Python Snippets

Parallel File Processing with ThreadPoolExecutor

This Python snippet demonstrates how to efficiently process multiple files in parallel using ThreadPoolExecutor. It’s particularly useful for CPU-bound or I/O-bound tasks where you need to handle multiple files simultaneously (e.g., batch image resizing, log parsing, or data transformation).

import os
from concurrent.futures import ThreadPoolExecutor

def process_file(file_path):
    """Example function to process a single file (modify for your use case)."""
    try:
        with open(file_path, 'r') as f:
            content = f.read()
        # Replace this with your actual processing logic
        processed = f"Processed {file_path}: {len(content)} chars"
        return processed
    except Exception as e:
        return f"Error processing {file_path}: {str(e)}"

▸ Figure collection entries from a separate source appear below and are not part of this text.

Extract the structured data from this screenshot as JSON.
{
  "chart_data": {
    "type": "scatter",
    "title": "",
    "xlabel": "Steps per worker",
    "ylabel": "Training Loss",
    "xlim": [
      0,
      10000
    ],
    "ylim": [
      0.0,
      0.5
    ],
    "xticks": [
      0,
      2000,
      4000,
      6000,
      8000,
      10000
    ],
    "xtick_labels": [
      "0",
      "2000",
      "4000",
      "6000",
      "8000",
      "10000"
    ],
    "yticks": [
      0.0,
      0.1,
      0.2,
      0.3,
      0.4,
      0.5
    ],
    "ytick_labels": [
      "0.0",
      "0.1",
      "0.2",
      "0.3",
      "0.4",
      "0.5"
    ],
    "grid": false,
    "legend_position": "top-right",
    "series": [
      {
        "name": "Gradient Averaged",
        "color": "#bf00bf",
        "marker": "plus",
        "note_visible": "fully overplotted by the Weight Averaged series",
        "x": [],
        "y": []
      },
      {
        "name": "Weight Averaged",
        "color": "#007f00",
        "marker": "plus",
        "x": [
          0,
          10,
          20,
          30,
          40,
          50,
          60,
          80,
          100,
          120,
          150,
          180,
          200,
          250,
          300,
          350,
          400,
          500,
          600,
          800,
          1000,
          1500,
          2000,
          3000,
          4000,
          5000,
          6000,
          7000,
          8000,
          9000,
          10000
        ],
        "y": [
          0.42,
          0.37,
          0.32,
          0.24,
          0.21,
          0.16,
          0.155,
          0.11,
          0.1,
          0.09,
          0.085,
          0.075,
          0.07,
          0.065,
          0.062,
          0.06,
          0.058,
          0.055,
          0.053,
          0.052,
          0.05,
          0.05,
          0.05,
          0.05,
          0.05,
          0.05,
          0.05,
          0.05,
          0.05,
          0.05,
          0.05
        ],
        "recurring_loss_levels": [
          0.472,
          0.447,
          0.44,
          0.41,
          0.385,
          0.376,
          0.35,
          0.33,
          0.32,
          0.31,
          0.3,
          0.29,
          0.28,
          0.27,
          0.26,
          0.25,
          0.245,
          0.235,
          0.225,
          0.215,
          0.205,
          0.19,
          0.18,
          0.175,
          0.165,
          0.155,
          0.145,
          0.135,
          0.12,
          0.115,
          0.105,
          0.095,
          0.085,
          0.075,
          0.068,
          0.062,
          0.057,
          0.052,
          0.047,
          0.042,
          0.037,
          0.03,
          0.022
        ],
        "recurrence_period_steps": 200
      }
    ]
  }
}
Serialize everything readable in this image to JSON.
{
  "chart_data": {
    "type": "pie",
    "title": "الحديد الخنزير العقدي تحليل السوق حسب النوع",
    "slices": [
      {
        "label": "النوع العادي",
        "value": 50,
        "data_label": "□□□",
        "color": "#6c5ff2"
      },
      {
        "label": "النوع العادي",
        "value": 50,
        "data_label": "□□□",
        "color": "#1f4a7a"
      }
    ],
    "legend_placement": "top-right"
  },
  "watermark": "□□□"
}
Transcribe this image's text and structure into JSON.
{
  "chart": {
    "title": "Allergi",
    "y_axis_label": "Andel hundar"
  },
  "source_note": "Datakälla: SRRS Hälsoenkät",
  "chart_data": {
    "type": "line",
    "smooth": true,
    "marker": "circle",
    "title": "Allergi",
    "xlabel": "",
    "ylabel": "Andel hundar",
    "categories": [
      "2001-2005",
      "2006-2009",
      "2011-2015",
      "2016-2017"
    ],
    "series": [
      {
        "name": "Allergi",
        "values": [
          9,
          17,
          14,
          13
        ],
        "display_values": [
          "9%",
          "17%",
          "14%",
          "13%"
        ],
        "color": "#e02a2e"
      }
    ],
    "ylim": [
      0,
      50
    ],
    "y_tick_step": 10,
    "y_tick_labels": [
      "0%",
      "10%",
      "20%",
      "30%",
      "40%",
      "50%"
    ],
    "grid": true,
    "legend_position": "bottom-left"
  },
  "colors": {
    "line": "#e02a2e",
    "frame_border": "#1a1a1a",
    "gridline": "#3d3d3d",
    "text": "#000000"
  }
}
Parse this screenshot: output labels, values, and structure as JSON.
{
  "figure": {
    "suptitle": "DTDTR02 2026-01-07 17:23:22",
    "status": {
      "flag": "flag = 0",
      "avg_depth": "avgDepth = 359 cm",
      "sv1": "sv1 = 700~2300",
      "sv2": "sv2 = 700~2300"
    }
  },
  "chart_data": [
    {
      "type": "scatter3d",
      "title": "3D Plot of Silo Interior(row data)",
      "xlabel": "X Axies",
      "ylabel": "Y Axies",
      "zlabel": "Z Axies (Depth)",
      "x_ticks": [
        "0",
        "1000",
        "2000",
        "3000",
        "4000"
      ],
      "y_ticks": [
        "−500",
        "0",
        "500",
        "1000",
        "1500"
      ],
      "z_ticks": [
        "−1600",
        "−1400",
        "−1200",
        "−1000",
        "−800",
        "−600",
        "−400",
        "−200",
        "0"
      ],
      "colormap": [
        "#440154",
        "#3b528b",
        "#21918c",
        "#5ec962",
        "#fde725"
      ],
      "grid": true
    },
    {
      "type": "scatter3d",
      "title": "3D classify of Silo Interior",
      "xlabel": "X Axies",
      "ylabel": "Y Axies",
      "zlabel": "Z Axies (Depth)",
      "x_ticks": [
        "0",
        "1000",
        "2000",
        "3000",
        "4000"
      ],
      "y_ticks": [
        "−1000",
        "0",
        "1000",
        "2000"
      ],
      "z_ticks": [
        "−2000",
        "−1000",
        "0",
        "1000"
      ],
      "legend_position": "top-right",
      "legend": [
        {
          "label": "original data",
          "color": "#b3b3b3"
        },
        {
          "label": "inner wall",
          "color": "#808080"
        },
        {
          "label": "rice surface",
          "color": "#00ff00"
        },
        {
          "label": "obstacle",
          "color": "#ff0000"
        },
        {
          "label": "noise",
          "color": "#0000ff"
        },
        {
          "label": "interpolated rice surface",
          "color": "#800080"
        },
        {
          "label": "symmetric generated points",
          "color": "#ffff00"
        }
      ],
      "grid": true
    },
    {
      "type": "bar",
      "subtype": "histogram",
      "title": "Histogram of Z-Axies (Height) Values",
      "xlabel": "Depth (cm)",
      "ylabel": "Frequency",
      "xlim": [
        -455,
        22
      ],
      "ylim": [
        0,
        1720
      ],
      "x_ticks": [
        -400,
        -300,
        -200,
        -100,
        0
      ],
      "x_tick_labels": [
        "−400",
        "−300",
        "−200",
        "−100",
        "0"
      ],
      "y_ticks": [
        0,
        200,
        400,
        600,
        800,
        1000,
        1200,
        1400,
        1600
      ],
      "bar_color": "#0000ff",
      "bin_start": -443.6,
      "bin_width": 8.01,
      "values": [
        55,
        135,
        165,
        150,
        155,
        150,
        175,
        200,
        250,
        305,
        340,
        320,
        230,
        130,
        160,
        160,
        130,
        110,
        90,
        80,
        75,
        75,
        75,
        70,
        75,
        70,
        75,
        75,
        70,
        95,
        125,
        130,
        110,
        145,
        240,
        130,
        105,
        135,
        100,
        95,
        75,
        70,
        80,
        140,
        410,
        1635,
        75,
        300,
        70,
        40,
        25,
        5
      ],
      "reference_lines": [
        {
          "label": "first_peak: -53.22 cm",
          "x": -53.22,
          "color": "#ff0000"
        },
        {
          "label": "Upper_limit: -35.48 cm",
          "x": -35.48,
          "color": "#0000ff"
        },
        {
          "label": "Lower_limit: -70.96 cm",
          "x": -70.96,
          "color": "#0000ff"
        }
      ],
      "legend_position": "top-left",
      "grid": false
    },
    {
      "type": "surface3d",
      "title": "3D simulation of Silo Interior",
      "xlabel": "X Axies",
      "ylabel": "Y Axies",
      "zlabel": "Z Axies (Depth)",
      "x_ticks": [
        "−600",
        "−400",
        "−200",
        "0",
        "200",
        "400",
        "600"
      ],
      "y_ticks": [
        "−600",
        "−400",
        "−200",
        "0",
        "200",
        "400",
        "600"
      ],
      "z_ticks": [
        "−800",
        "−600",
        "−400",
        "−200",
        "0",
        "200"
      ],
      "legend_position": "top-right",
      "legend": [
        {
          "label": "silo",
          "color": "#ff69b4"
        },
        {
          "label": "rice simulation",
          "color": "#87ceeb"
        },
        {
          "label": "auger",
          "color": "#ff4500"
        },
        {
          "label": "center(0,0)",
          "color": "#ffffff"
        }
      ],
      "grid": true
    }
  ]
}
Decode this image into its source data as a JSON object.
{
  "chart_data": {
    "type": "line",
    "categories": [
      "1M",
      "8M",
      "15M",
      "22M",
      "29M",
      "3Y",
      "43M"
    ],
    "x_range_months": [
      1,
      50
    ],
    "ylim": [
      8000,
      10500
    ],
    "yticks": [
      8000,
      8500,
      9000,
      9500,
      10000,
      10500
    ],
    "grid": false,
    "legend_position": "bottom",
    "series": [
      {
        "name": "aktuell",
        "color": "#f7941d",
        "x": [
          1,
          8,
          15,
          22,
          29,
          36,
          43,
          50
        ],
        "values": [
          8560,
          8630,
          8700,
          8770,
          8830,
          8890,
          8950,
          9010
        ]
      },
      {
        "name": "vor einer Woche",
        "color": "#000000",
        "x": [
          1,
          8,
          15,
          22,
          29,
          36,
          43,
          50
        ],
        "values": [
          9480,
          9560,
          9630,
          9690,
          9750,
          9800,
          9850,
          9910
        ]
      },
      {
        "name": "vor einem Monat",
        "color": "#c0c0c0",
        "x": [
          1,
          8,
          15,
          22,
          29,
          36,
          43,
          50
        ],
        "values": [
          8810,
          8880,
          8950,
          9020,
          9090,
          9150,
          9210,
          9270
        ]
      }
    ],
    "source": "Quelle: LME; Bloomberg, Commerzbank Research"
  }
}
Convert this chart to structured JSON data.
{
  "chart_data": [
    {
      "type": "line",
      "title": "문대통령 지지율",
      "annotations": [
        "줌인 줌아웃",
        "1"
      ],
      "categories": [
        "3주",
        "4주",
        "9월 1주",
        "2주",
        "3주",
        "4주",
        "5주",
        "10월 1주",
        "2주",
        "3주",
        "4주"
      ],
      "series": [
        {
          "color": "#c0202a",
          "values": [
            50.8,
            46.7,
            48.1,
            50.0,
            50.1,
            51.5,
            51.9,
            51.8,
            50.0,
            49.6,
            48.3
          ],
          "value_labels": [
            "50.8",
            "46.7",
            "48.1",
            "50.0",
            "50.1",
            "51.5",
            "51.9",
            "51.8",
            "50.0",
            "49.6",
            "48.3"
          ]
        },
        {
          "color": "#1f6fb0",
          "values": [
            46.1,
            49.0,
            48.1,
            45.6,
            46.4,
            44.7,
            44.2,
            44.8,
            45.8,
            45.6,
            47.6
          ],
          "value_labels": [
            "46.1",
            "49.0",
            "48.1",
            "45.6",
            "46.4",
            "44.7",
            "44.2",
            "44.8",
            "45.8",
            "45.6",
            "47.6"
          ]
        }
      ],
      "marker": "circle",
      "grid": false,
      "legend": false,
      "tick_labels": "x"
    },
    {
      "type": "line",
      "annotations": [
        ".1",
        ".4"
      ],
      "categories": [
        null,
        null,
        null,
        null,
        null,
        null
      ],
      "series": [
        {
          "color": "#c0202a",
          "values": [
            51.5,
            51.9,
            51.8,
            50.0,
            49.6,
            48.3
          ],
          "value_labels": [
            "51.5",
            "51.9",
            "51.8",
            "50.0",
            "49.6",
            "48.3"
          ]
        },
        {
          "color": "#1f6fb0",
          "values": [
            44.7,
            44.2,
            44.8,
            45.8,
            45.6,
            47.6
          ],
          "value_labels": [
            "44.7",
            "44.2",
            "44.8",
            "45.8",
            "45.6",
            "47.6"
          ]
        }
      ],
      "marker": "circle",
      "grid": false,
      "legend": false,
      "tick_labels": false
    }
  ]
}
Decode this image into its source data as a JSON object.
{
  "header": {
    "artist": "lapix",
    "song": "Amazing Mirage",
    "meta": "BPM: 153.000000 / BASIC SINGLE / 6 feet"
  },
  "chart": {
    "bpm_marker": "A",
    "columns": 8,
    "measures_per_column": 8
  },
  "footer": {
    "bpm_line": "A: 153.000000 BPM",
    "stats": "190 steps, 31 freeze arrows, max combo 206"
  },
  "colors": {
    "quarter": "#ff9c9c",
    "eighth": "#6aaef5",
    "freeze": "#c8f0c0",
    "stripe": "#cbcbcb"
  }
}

def parallel_process_files(directory, max_workers=4):
    """Process all files in a directory in parallel."""
    if not os.path.isdir(directory):
        raise ValueError(f"Directory not found: {directory}")
    
    file_paths = [
        os.path.join(directory, f) 
        for f in os.listdir(directory) 
        if os.path.isfile(os.path.join(directory, f))
    ]
    
    with ThreadPoolExecutor(max_workers=max_workers) as executor:
        results = list(executor.map(process_file, file_paths))
    
    return results

# Example usage:
if __name__ == "__main__":
    processed_results = parallel_process_files("./data_files")
    for result in processed_results:
        print(result)

Explanation

Why This Is Useful

Performance: Processes files concurrently, significantly reducing total processing time for large batches.
Resource Management: Uses a thread pool to avoid overwhelming the system with too many simultaneous operations.
Error Handling: Includes basic exception handling to ensure one failed file doesn’t stop the entire batch.

How It Works

process_file: A placeholder function for your file processing logic (e.g., parsing, transforming, or analyzing).
parallel_process_files:
- Collects all files in the specified directory.
- Uses ThreadPoolExecutor to process files concurrently (default: 4 workers).
- Returns results in the same order as input files (preserving FIFO).

How to Run

Place files to process in a directory (e.g., ./data_files).
Replace the process_file function with your actual processing logic.
Run the script—it will print results for each file.

Customization

Adjust max_workers based on your system’s capabilities.
For CPU-bound tasks, consider ProcessPoolExecutor instead (requires modifying imports).